When to Choose This Method
User-centered design can be applied in some form to any design and development effort. Even limited user-centered design activities can have a significant impact on product development efforts, mainly in two areas: by reducing development costs and by improving product acceptance rates. UCD methods and activities can be adapted to fit the needs of an organization or a project. They will be most useful and successful for organizations that embrace the philosophy that users are partners and stakeholders in product development.

What You Can Learn From This Method
The development cycle for any product, such as a software or web application, consists of several distinct phases. Each phase has corresponding user-centered design practices that ensure user input to and validation of deliverables associated with each phase.

During early phases of exploring concept and feasibility, user-centered design activities can help you explore opportunities and unmet user needs such as:

  • Current processes and shortcomings of those processes
  • Overt and unstated user goals and objectives
  • Opinions about competitive products and services

METHODS: focus groups, ethnographic interviews

During phases focusing on goal definition and requirements gathering, user-centered design activities can help you identify a comprehensive list of requirements such as:

  • Key tasks, daily tasks, and rarely performed but necessary tasks
  • Task contexts, constraints, safety issues, required knowledge and skills, and attitudes towards tasks
  • “Nice-to-have” features and functions
  • User environments (physical, organizational, social, and so forth)
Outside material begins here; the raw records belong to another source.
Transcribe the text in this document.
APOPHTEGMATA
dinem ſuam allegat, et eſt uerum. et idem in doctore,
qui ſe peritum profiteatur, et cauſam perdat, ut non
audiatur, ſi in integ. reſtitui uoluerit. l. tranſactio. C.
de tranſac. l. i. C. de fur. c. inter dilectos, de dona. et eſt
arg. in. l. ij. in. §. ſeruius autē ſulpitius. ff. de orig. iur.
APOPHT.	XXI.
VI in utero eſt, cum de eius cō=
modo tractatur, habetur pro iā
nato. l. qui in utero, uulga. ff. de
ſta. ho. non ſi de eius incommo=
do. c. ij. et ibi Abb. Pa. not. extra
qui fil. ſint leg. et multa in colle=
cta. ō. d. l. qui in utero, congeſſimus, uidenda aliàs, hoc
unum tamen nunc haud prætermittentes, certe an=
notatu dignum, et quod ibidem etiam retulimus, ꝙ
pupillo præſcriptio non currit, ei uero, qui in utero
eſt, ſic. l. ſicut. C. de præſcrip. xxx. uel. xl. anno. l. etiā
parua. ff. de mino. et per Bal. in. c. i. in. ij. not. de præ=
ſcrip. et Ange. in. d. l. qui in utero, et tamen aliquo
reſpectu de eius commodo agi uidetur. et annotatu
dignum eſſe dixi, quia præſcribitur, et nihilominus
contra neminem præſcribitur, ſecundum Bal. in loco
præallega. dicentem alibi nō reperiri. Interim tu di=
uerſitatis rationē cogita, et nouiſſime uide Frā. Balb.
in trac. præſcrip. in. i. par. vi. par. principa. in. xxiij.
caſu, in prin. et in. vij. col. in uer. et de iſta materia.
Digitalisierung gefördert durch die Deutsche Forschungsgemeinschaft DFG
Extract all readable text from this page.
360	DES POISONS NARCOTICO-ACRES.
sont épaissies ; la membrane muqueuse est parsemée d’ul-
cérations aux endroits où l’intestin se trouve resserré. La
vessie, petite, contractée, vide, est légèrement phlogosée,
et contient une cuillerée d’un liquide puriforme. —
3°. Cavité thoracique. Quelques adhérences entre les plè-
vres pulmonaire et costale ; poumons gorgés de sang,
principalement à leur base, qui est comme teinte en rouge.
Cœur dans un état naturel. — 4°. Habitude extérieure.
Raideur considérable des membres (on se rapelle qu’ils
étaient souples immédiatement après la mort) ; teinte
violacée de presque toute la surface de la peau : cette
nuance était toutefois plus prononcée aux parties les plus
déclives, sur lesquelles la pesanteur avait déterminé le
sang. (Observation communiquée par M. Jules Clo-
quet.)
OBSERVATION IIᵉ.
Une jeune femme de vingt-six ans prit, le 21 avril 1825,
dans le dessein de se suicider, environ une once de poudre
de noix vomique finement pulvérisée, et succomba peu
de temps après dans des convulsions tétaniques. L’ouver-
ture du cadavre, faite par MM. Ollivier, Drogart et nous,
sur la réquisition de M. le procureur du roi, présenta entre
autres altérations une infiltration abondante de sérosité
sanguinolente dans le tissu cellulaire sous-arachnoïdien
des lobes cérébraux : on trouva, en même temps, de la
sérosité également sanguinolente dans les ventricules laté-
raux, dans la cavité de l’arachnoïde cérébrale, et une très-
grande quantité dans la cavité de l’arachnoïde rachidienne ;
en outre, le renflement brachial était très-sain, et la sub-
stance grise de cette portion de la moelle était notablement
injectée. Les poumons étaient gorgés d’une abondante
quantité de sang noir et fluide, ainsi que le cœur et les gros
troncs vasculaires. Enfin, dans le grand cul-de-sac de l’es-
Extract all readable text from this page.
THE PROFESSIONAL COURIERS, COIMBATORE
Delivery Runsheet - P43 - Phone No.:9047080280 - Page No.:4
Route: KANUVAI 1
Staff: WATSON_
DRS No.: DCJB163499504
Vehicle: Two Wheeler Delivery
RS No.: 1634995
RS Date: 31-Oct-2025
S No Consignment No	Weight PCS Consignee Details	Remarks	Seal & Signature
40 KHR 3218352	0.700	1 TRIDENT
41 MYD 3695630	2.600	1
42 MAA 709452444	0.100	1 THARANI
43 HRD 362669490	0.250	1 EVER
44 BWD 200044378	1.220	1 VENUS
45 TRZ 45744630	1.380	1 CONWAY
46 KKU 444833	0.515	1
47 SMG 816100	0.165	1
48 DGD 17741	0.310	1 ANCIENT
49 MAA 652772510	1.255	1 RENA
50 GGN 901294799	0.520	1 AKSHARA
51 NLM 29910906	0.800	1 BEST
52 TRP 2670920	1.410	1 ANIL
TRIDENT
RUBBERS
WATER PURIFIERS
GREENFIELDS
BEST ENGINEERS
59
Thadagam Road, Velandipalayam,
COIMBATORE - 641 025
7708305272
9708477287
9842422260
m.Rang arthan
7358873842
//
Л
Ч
METHODS: Contextual inquiry, ethnographic interviews, task analysis

During design, development, and implementation phases, user-centered design activities ensure that you develop product components that meet both user requirements and business goals, such as:

  • Information structures and product views
  • Task flows
  • Features to support task completion (such as navigation elements)
  • Labels
  • Outputs or results
  • User assistance

METHODS: Exploratory (formative) usability testing with low-fidelity prototypes, rapid iterative testing, heuristic evaluation

In testing, release, and maintenance phases, user-centered design activities ensure that the product or service usability meets or exceeds acceptance criteria when measured according to agreed-on metrics. They can also explore features and usability issues to be addressed in the next release. During these phases, user-centered design efforts can explore:

  • User acceptance of key product elements and functions
  • Task success or failure
  • Real-time product use statistics
  • New or unpredicted patterns of product use
  • Improvements or enhancements for future releases
  • Needs or desires for new or related products

METHODS: Performance (summative) usability testing, mining of call center and web server logs, field usability testing

By providing this information, user-centered design drives subsequent product development and business growth.